I didn’t really expect my grandparents to be waiting for me at the gate, on account of them both having been dead for many years. But I suppose I had vaguely hoped that another nice old couple might be living there now and would invite me in to look around and share my reminiscences. Perhaps they would let me be their grandson. At the very least, I had assumed that my grandparents’ house would be just as I had last seen it.

It was not to be. The road leading to the house was still graveled with gleaming gypsum pebbles and still threw up satisfying clouds of dust, but the railroad tracks were gone. There was no sign that they had ever been there. The Victorian mansion was gone too, replaced by a ranch house-style home with cars and propane gas cylinders scattered around the yard like a toddler’s playthings. Worse still, the field of cows was now an estate of box houses. My grandparents’ home had stood well outside the town, a cool island of trees in an ocean of fields. Now cheap little houses crowded in on it from all sides. With shock, I realized that the barn was gone. Some jerk had torn down my barn! And the house itself—well, it was a shack. Paint had abandoned it in chunks. Bushes had been pointlessly uprooted, trees chopped down. The grass was high and littered with overspill from the house. I stopped the car on the road out front and just gaped. I cannot describe the sense of loss. Half my memories were inside that house. After a moment a hugely overweight woman in pink shorts, talking on a phone with an apparently endless cord, came and stood in the open doorway and stared at me, wondering what I was doing staring at her.
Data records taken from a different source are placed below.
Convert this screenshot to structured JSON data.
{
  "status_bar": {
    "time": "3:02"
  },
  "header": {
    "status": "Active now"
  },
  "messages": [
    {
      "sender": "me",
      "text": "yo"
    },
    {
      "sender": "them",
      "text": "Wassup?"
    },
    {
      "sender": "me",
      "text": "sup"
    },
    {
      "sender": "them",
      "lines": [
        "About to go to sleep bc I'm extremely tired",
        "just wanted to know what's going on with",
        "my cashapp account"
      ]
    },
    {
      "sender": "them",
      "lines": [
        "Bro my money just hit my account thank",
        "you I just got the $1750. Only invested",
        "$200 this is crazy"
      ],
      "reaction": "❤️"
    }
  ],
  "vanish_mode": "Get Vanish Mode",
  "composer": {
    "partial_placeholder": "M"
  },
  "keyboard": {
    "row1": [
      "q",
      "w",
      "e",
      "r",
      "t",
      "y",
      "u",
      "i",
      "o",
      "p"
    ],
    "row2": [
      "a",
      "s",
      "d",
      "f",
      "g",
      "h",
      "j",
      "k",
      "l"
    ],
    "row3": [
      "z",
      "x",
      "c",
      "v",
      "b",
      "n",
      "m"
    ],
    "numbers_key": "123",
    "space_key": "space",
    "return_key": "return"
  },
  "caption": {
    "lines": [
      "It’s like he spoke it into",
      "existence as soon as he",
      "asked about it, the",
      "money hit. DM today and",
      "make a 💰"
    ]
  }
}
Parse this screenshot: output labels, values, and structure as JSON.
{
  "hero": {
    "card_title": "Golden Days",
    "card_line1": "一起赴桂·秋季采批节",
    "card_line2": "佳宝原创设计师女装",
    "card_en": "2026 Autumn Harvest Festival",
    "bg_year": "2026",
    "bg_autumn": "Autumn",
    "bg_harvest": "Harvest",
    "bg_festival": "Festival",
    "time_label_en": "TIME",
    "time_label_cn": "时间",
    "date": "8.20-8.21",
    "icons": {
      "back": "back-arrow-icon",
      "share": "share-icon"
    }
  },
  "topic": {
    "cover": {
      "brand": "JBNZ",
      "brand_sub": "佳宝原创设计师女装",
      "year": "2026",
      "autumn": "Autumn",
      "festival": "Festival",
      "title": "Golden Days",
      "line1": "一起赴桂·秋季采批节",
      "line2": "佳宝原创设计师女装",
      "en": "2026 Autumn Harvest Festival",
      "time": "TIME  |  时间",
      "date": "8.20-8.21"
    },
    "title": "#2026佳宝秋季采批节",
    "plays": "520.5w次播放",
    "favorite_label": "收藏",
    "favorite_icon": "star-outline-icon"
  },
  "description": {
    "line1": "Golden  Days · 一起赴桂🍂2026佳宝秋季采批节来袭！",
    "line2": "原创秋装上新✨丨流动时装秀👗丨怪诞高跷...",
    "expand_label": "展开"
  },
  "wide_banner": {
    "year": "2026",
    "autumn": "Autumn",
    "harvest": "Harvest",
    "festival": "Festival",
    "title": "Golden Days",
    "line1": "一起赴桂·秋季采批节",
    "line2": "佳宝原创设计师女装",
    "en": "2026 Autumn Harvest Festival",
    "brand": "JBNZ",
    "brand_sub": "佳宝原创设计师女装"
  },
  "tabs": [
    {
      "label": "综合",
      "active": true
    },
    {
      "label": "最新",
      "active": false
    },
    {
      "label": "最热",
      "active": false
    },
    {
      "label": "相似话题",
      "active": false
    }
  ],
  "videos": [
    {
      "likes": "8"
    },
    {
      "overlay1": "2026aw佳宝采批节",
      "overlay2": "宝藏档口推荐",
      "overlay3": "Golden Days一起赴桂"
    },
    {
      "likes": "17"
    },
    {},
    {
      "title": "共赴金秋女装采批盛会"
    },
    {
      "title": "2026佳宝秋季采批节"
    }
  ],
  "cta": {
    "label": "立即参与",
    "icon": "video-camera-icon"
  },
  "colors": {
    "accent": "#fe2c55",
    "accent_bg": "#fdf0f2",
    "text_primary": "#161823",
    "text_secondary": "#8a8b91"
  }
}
I drove on into the town. When I was growing up Main Street in Winfield had two grocery stores, a variety store, a tavern, a pool hall, a newspaper, a bank, a barbershop, a post office, two gas stations—all the things you would expect of any thriving little town. Everyone shopped locally; everyone knew everyone else. Now all that was left was a tavern and a place selling farm equipment. There were half a dozen vacant lots, full of patchy grass, where buildings had been torn down and never replaced. Most of the remaining buildings were dark and boarded up. It was like an abandoned film set which had long since been left to decay.